L'abbaye de
Saint-Jean-la-Rivière menace de fermer ses portes. Ce qui serait une véritable
catastrophe pour ses pensionnaires, tous de vieux comédiens sans ressource.
Saint-Clair, acteur autrefois adulé et grand séducteur de femmes, vient
justement d'y arriver et y retrouve Marny, grand rival dont il avait jadis
séduit la femme.
La Fin du jour est un projet voulu comme plus personnel et
typiquement français après la furtive expérience américaine qui l’a vu réaliser
Toute la ville danse (1938) pour la MGM. Les circonstances l’y feront
retourner plus tôt qu’il ne pense mais en attendant il signe donc le script de La Fin du jour avec Charles Spaak,
envisagé avant l’échappée américaine. Ils s’inspirent du vrai hospice pour
comédien de Pont-aux-Dames pour ce qui sera un portrait à la fois tendre et cru
du comédien, dont les travers s’avèrent aussi exacerbé que touchant ou
pathétique dans ce déclin de la vieillesse.

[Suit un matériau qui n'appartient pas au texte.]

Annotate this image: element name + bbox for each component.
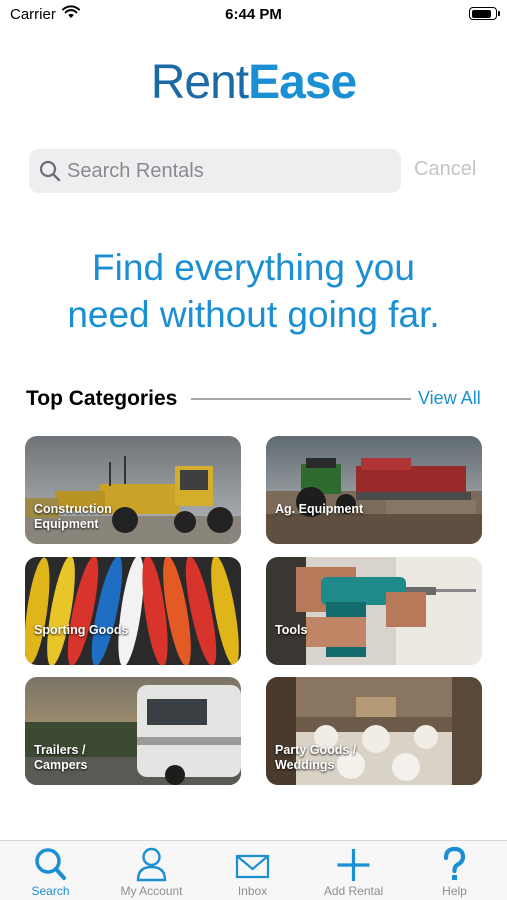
battery-icon — [469, 7, 500, 20]
category-tile-ag-equipment[interactable]: Ag. Equipment — [266, 436, 482, 544]
category-label: Party Goods / Weddings — [275, 743, 357, 772]
tab-label: Add Rental — [323, 884, 384, 898]
category-tile-construction[interactable]: Construction Equipment — [25, 436, 241, 544]
tab-label: My Account — [120, 884, 183, 898]
envelope-icon — [232, 846, 273, 882]
search-icon — [30, 846, 71, 882]
category-tile-party-goods[interactable]: Party Goods / Weddings — [266, 677, 482, 785]
logo-part-2: Ease — [248, 56, 357, 109]
status-bar: Carrier 6:44 PM — [0, 0, 507, 30]
tab-search[interactable]: Search — [0, 841, 101, 900]
plus-icon — [333, 846, 374, 882]
tab-help[interactable]: Help — [404, 841, 505, 900]
tab-add-rental[interactable]: Add Rental — [303, 841, 404, 900]
tab-label: Inbox — [237, 884, 268, 898]
tab-my-account[interactable]: My Account — [101, 841, 202, 900]
tab-bar: Search My Account Inbox Add Rental Help — [0, 840, 507, 900]
battery-level — [471, 9, 491, 18]
power-drill-photo — [266, 557, 482, 665]
logo-part-1: Rent — [150, 56, 249, 109]
category-label: Sporting Goods — [34, 623, 129, 637]
tagline: Find everything you need without going f… — [0, 244, 507, 338]
person-icon — [131, 846, 172, 882]
category-tile-sporting-goods[interactable]: Sporting Goods — [25, 557, 241, 665]
category-tile-tools[interactable]: Tools — [266, 557, 482, 665]
tab-label: Help — [442, 884, 467, 898]
search-input[interactable] — [67, 149, 387, 193]
cancel-button[interactable]: Cancel — [414, 158, 476, 181]
tagline-text: Find everything you need without going f… — [67, 247, 440, 335]
section-title: Top Categories — [26, 387, 178, 410]
category-label: Construction Equipment — [34, 502, 112, 531]
category-label: Tools — [275, 623, 308, 637]
category-label: Ag. Equipment — [275, 502, 364, 516]
tab-inbox[interactable]: Inbox — [202, 841, 303, 900]
tractor-photo — [266, 436, 482, 544]
category-label: Trailers / Campers — [34, 743, 88, 772]
tab-label: Search — [31, 884, 70, 898]
clock: 6:44 PM — [225, 6, 282, 23]
search-icon — [39, 160, 61, 187]
view-all-link[interactable]: View All — [418, 388, 481, 409]
kayaks-photo — [25, 557, 241, 665]
section-divider — [191, 398, 411, 400]
search-bar[interactable] — [29, 149, 401, 193]
app-logo: RentEase — [0, 55, 507, 110]
question-mark-icon — [434, 846, 475, 882]
category-tile-trailers[interactable]: Trailers / Campers — [25, 677, 241, 785]
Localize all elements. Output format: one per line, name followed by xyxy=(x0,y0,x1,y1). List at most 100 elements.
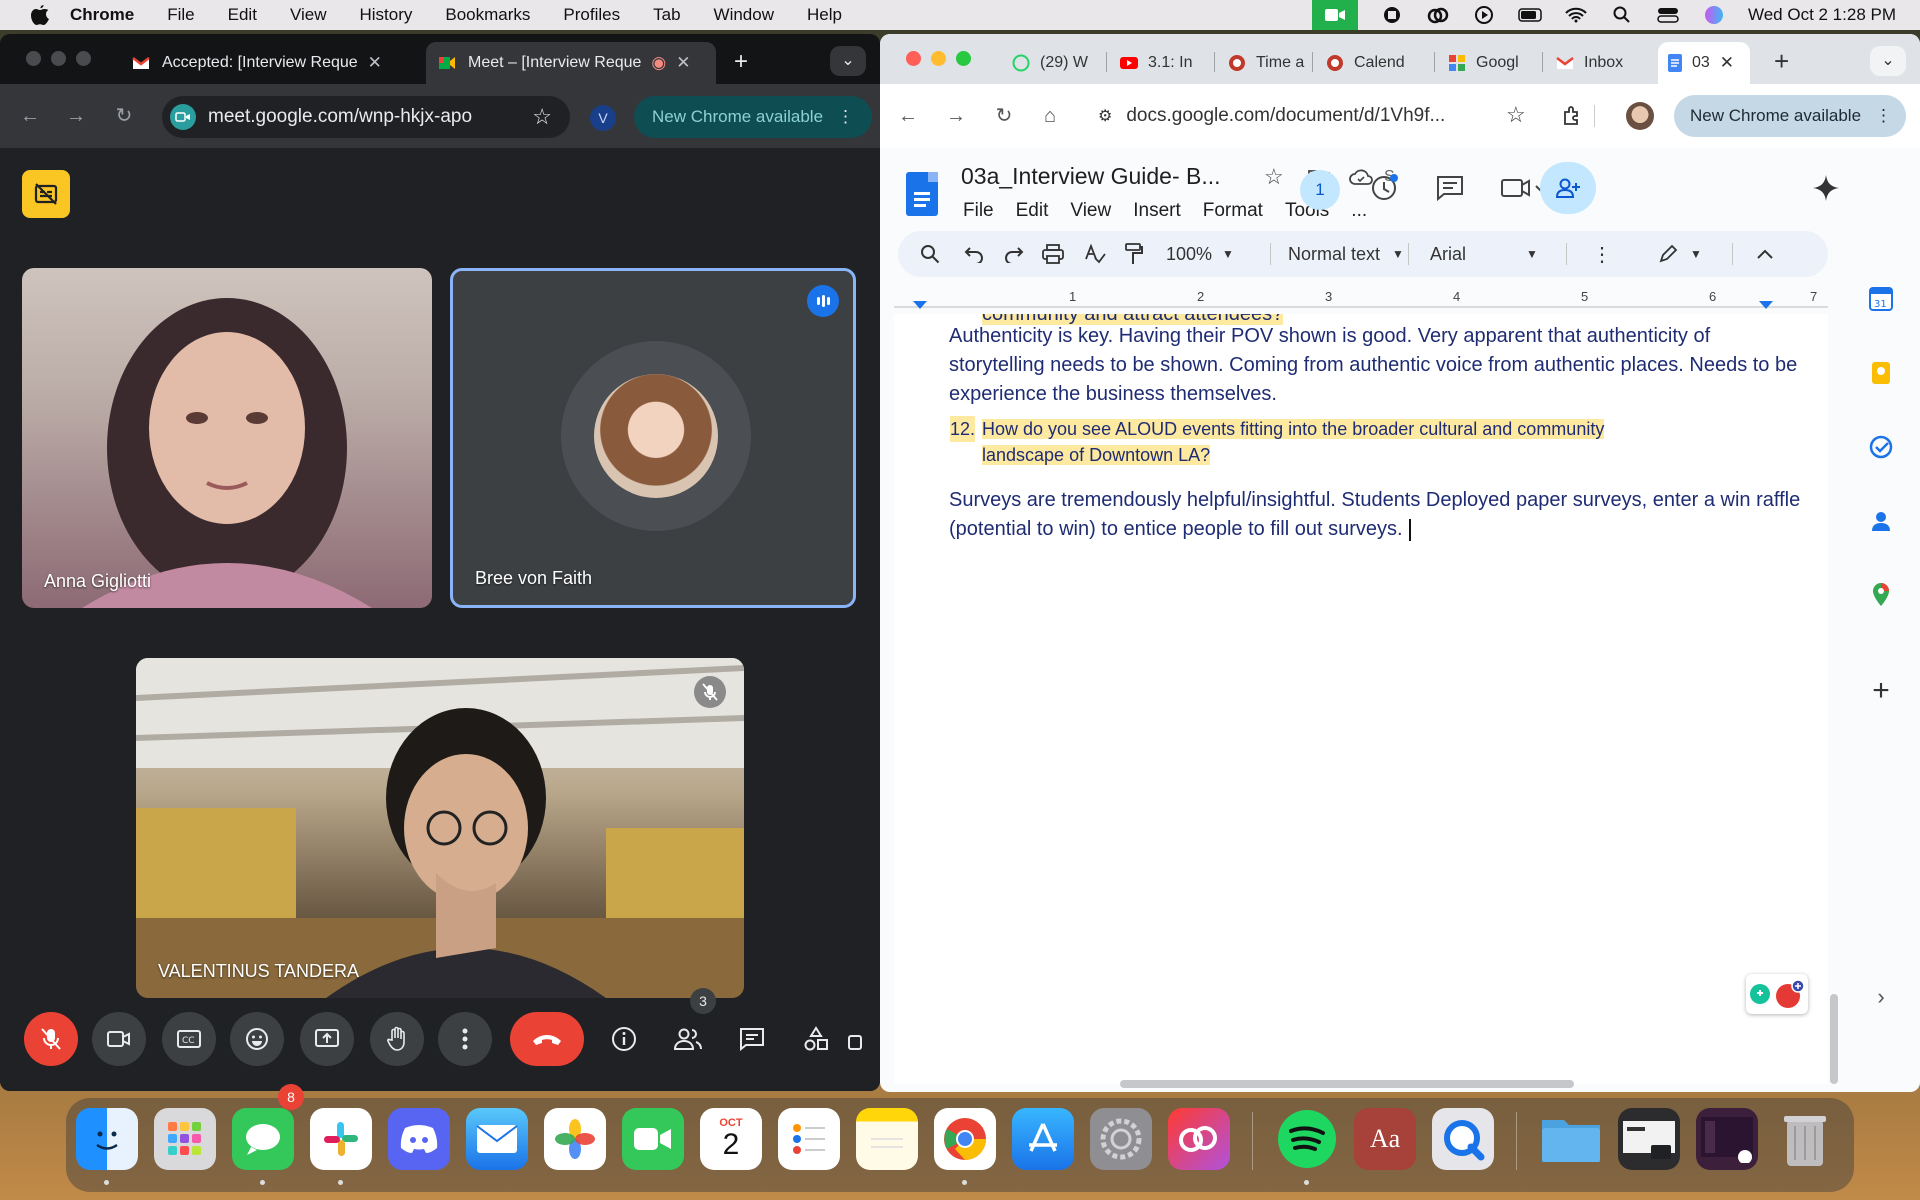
reload-icon[interactable]: ↻ xyxy=(992,104,1016,128)
close-window-button[interactable] xyxy=(26,51,41,66)
share-button[interactable] xyxy=(1540,162,1596,214)
creative-cloud-icon[interactable] xyxy=(1426,5,1450,25)
kebab-menu-icon[interactable]: ⋮ xyxy=(837,107,854,127)
horizontal-scrollbar[interactable] xyxy=(1120,1080,1574,1088)
document-page[interactable]: community and attract attendees? Authent… xyxy=(894,314,1828,1084)
site-info-icon[interactable] xyxy=(170,104,196,130)
document-title[interactable]: 03a_Interview Guide- B... xyxy=(961,163,1221,190)
zoom-window-button[interactable] xyxy=(76,51,91,66)
menu-profiles[interactable]: Profiles xyxy=(563,5,620,25)
notes-icon[interactable] xyxy=(856,1108,918,1170)
menu-tab[interactable]: Tab xyxy=(653,5,680,25)
participant-tile-bree[interactable]: Bree von Faith xyxy=(450,268,856,608)
version-history-icon[interactable] xyxy=(1364,168,1404,208)
participant-tile-anna[interactable]: Anna Gigliotti xyxy=(22,268,432,608)
menu-view[interactable]: View xyxy=(290,5,327,25)
tab-search-chevron-icon[interactable]: ⌄ xyxy=(1870,46,1906,76)
star-document-icon[interactable]: ☆ xyxy=(1264,164,1284,190)
zoom-select[interactable]: 100% ▼ xyxy=(1166,231,1234,277)
editing-mode-select[interactable]: ▼ xyxy=(1658,231,1702,277)
close-tab-icon[interactable]: ✕ xyxy=(1720,53,1734,73)
paragraph-style-select[interactable]: Normal text ▼ xyxy=(1288,231,1404,277)
calendar-icon[interactable]: 31 xyxy=(1868,286,1894,312)
new-chrome-available-button[interactable]: New Chrome available ⋮ xyxy=(1674,95,1906,137)
menu-history[interactable]: History xyxy=(359,5,412,25)
reminders-icon[interactable] xyxy=(778,1108,840,1170)
new-tab-icon[interactable]: + xyxy=(734,48,748,76)
meet-url-field[interactable]: meet.google.com/wnp-hkjx-apo ☆ xyxy=(162,96,570,138)
messages-icon[interactable] xyxy=(232,1108,294,1170)
doc-question-12[interactable]: 12. How do you see ALOUD events fitting … xyxy=(950,416,1782,468)
paint-format-icon[interactable] xyxy=(1124,231,1144,277)
spotlight-search-icon[interactable] xyxy=(1610,5,1634,25)
grammarly-widget[interactable] xyxy=(1746,974,1808,1014)
font-family-select[interactable]: Arial ▼ xyxy=(1430,231,1538,277)
add-addon-icon[interactable]: + xyxy=(1868,674,1894,707)
menu-window[interactable]: Window xyxy=(714,5,774,25)
camera-toggle-button[interactable] xyxy=(92,1012,146,1066)
docs-menu-view[interactable]: View xyxy=(1070,200,1111,222)
control-center-icon[interactable] xyxy=(1656,5,1680,25)
creative-cloud-app-icon[interactable] xyxy=(1168,1108,1230,1170)
spellcheck-icon[interactable] xyxy=(1084,231,1106,277)
wifi-icon[interactable] xyxy=(1564,5,1588,25)
undo-icon[interactable] xyxy=(964,231,984,277)
slack-window-thumbnail[interactable] xyxy=(1696,1108,1758,1170)
docs-menu-format[interactable]: Format xyxy=(1203,200,1263,222)
discord-icon[interactable] xyxy=(388,1108,450,1170)
vertical-scrollbar[interactable] xyxy=(1830,994,1838,1084)
calendar-app-icon[interactable]: OCT 2 xyxy=(700,1108,762,1170)
spotify-icon[interactable] xyxy=(1276,1108,1338,1170)
menu-clock[interactable]: Wed Oct 2 1:28 PM xyxy=(1748,5,1896,25)
hide-menus-chevron-icon[interactable] xyxy=(1756,231,1774,277)
siri-icon[interactable] xyxy=(1702,5,1726,25)
docs-menu-insert[interactable]: Insert xyxy=(1133,200,1181,222)
bookmark-star-icon[interactable]: ☆ xyxy=(1506,102,1526,128)
activities-icon[interactable] xyxy=(792,1012,840,1066)
more-tools-icon[interactable]: ⋮ xyxy=(1592,231,1612,277)
menu-file[interactable]: File xyxy=(167,5,194,25)
play-icon[interactable] xyxy=(1472,5,1496,25)
comments-icon[interactable] xyxy=(1430,168,1470,208)
maps-icon[interactable] xyxy=(1868,582,1894,608)
docs-url-field[interactable]: ⚙ docs.google.com/document/d/1Vh9f... xyxy=(1098,95,1538,137)
captions-off-icon[interactable] xyxy=(22,170,70,218)
tasks-icon[interactable] xyxy=(1868,434,1894,460)
print-icon[interactable] xyxy=(1042,231,1064,277)
participant-tile-valentinus[interactable]: VALENTINUS TANDERA xyxy=(136,658,744,998)
docs-logo-icon[interactable] xyxy=(906,172,938,216)
dictionary-icon[interactable]: Aa xyxy=(1354,1108,1416,1170)
tab-gmail-accepted[interactable]: Accepted: [Interview Reque ✕ xyxy=(120,42,410,84)
tab-time[interactable]: Time a xyxy=(1220,42,1306,84)
bookmark-star-icon[interactable]: ☆ xyxy=(532,104,552,130)
home-icon[interactable]: ⌂ xyxy=(1038,104,1062,128)
forward-arrow-icon[interactable]: → xyxy=(64,104,88,128)
system-settings-icon[interactable] xyxy=(1090,1108,1152,1170)
viewer-count-badge[interactable]: 1 xyxy=(1300,170,1340,210)
mic-toggle-button[interactable] xyxy=(24,1012,78,1066)
emoji-reaction-button[interactable] xyxy=(230,1012,284,1066)
captions-button[interactable]: CC xyxy=(162,1012,216,1066)
minimize-window-button[interactable] xyxy=(51,51,66,66)
photos-icon[interactable] xyxy=(544,1108,606,1170)
leave-call-button[interactable] xyxy=(510,1012,584,1066)
menu-help[interactable]: Help xyxy=(807,5,842,25)
apple-icon[interactable] xyxy=(28,3,52,27)
close-tab-icon[interactable]: ✕ xyxy=(676,53,690,73)
slack-icon[interactable] xyxy=(310,1108,372,1170)
tab-inbox[interactable]: Inbox xyxy=(1548,42,1644,84)
app-store-icon[interactable] xyxy=(1012,1108,1074,1170)
doc-paragraph-2[interactable]: Surveys are tremendously helpful/insight… xyxy=(949,486,1809,544)
battery-icon[interactable] xyxy=(1518,5,1542,25)
lock-icon[interactable] xyxy=(848,1012,880,1066)
record-icon[interactable] xyxy=(1380,5,1404,25)
reload-icon[interactable]: ↻ xyxy=(112,104,136,128)
menu-app-name[interactable]: Chrome xyxy=(70,5,134,25)
new-tab-icon[interactable]: + xyxy=(1774,46,1789,77)
expand-panel-chevron-icon[interactable]: › xyxy=(1868,984,1894,1010)
menu-edit[interactable]: Edit xyxy=(228,5,257,25)
tab-youtube[interactable]: 3.1: In xyxy=(1112,42,1208,84)
profile-avatar[interactable]: V xyxy=(590,105,616,131)
recent-window-thumbnail[interactable] xyxy=(1618,1108,1680,1170)
mail-icon[interactable] xyxy=(466,1108,528,1170)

Les têtes d’affiches sont supposées être trois monstres
sacrés avec Raimu, Louis Jouvet et Michel Simon. Le premier se désistera à
quelques semaines du tournage pour être remplacé par Victor Francen. Chacun d’eux
représentera une facette différentes du comédien de théâtre : le séducteur
ayant connu les feux de la rampe avec Sain-Clair (Louis Jouvet), le talent
reconnu mais qui à l’inverse n’a jamais connu le succès et s’en désole (pour
Marny (Victor Francen) et le cabot rigolard mais cachant dissimulant des
fêlures plus profondes à travers Cabrissade (Michel Simon). Derrière ces
mastodontes on trouve toute une joyeuse communauté composée d’ailleurs de vrai
comédiens vieillissant qui ont vécus et vivent encore les expériences de leur
personnages.
Le déclin des protagonistes se ressent à divers degrés. Dès
les premières minutes le contexte d’exercice du métier avec cette scène
provinciale qu’on devine clairsemée, le désintérêt des techniciens plus pressés
d’avoir leur train que de suivre la prestation de Saint-Clair, et même l’artifice
de la jeunesse fanée de celui-ci (le costume et les postiches qu’il enlève et
révèle son visage vieillissant) témoigne de la déchéance du théâtre et donc de
ses acteurs (l’évocation du cinéma voisin qui fait recette). Chaque membre du
trio se délecte ou se morfond donc dans ce qu’a été sa vie de comédien, que ce
soit le viveur Saint-Clair, le torturé et amer Marny (auquel s’ajoute le deuil
de sa femme qui s’ajoute à son « emploi ») ou la gouaille de
Cabrissade, avec comme fil rouge pour tous un indéniable égoïsme.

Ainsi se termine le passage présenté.